言葉が紡がれ、それに呼応するように剣が溢れんばかりの、否、世界を焼き尽くさんばかりの光を放った。
そして、光が収まったその場にいたのは、銀色に輝く髪を風に遊ばせ、金色の瞳で敵を射抜く、白の鎧に身を包んだ騎士。
「それは、戦天詞。まさか、実装段階にまで至っているなんて」
「あいつなら、暢気に会話をしてる余裕があるなら、さっさと止めを刺せって言うわよ、確実に」
クレハは、驚きを隠せていないサクラコに対して剣の切っ先を向ける。
「さっきの話の続きね。あいつはね、本当は、いつだって泣きたかったはずなのよ」
その言葉は、過去の自分すら傷つけるものだと知りながら、クレハは気にせず口にする。
「一緒にいた仲間を殺して、傷つかない人間がいる? 守ったはずの人々に侮蔑されて、傷つかない人間がいる? もしいるとしたら、そいつは人間じゃない。ただの機械、もしくは生きる屍」
襲い来るサクラコの鉄扇を、華麗な体捌きで回避し、距離をとり、さらに彼女は言葉を続ける。
「傷ついたら泣くのが人間よ。声を上げて、涙を流して、感情を吐き出す。それが泣くっていうこと。でも、あいつは泣かない。泣けないのではなく、泣かない。もう一度聞くわ、あなたに、この違いがわかる?」
「そんなこと、どうでもいい」
「そう」
彼女の言葉に納得が言ったのか、クレハは短く言葉を切る。しかし、彼女の瞳に浮かんでいるのは、先ほどの怒りがぬるま湯だと勘違いしてしまうほどの、激しい憎悪。
「あいつが泣かないのは、弱さを見せてしまうからよ」
「何?」
「あいつは、異端審問局で最も恐れられる存在。
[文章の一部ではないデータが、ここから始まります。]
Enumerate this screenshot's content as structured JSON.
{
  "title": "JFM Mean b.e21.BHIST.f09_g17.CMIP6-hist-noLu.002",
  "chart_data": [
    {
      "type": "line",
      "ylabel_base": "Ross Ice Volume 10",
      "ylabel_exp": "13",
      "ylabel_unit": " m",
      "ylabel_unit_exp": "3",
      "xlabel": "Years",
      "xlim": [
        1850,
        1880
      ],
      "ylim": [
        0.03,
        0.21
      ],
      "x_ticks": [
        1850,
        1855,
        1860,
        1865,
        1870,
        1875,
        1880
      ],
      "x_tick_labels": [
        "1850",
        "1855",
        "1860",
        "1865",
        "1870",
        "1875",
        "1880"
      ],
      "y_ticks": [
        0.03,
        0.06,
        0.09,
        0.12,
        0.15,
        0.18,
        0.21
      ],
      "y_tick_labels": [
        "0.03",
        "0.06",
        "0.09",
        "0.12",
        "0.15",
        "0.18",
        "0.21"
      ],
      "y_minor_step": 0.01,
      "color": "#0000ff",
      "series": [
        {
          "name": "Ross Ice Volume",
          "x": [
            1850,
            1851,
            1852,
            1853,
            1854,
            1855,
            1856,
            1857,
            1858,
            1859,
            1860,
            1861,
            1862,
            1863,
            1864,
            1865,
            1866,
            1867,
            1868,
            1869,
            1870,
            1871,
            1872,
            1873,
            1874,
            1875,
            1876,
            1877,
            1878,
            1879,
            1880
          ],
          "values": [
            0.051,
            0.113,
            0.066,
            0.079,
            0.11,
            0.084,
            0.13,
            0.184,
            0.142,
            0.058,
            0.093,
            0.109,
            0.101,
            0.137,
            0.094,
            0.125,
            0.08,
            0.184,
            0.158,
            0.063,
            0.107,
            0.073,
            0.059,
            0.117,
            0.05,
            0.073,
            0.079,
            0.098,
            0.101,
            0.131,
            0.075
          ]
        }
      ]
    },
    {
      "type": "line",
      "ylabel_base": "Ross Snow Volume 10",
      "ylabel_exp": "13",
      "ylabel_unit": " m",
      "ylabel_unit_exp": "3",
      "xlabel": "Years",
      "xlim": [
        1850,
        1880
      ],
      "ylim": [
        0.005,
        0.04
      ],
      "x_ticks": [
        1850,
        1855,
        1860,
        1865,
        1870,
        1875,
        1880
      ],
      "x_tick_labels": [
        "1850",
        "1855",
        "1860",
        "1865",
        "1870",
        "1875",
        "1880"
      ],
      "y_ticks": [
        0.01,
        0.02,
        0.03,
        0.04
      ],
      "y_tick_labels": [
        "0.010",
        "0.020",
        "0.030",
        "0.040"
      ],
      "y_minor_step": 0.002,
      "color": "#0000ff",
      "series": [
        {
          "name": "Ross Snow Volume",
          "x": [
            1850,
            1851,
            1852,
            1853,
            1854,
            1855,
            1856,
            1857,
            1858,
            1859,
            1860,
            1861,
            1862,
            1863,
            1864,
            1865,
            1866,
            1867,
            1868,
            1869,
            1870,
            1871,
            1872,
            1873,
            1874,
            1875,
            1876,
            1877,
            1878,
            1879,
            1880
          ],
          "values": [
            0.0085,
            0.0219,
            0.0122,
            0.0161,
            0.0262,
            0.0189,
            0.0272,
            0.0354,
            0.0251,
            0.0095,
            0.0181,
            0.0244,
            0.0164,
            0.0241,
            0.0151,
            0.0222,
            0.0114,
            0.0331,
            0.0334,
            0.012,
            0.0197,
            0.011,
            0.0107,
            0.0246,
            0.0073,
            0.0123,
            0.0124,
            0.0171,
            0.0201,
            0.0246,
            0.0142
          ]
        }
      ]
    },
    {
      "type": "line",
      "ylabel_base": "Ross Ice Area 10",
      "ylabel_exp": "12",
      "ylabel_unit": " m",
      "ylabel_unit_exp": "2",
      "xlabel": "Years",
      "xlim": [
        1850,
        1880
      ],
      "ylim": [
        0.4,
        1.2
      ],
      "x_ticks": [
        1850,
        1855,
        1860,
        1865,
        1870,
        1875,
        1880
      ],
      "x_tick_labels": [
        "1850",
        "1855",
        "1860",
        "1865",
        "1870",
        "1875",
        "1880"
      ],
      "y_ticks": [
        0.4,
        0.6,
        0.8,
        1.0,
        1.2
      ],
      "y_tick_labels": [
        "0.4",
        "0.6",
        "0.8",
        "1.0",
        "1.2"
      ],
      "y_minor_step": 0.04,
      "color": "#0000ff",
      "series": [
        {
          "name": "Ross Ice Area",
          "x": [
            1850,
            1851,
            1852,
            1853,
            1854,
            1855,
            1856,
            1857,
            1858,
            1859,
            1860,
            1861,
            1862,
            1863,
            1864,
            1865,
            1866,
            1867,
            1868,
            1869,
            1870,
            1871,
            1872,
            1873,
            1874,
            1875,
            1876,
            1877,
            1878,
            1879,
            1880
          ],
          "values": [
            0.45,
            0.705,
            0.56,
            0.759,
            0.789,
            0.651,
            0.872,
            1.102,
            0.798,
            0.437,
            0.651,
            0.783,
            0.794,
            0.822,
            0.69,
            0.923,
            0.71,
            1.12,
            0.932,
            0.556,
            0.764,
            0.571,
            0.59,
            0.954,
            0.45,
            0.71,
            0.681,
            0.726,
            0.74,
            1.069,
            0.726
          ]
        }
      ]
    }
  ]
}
それが、泣いてしまったら、弱さを見せてしまったら、そこに付け込まれる。だからあいつは泣かない」
そして、クレハは一度瞳を閉じた後、再びサクラコを睨みつける。
「あんたみたく、全てを捨てられる人間にはわかるわけないわよね。あんたは、最初からあいつの欲しいもの、全部持ってたんだから」
繰り出した一撃は、片方の鉄扇を粉砕し、
「あいつには、何もなかった。人一倍臆病なくせに、泣く事すらできない。人一倍優しいくせに、誰よりも傷を負う。そんなあいつから、私は一度奪った。これは、許される事じゃないわ。あいつが許してくれても、私が私自身を許せない」
返す一撃でもう片方の鉄扇も破壊。
「だからこそ、私が今度はあいつを救う。暗闇に堕ちたままの、あいつの心を。本当は、いつだって声を上げて泣きたかったはずのあいつが、ようやく泣ける場所をみつけたのよ。何にも持ってないって、だから自分が傷つけば、誰も傷つかないって。そんな馬鹿げた事を真剣に考えて、傷だらけになってたあいつが、ようやく安らげる場所がみつかったのよ」
そして、彼女の剣は、一片の容赦もなく、サクラコの首を斬り飛ばす。
「あいつから、ユヅルからは、二度と奪わせない。あいつは、今まで傷ついた分だけ、与えられていいはずなんだから」
クレハは、瞳から涙が零れている事すら気にせず、踵を返し、その場を後にした。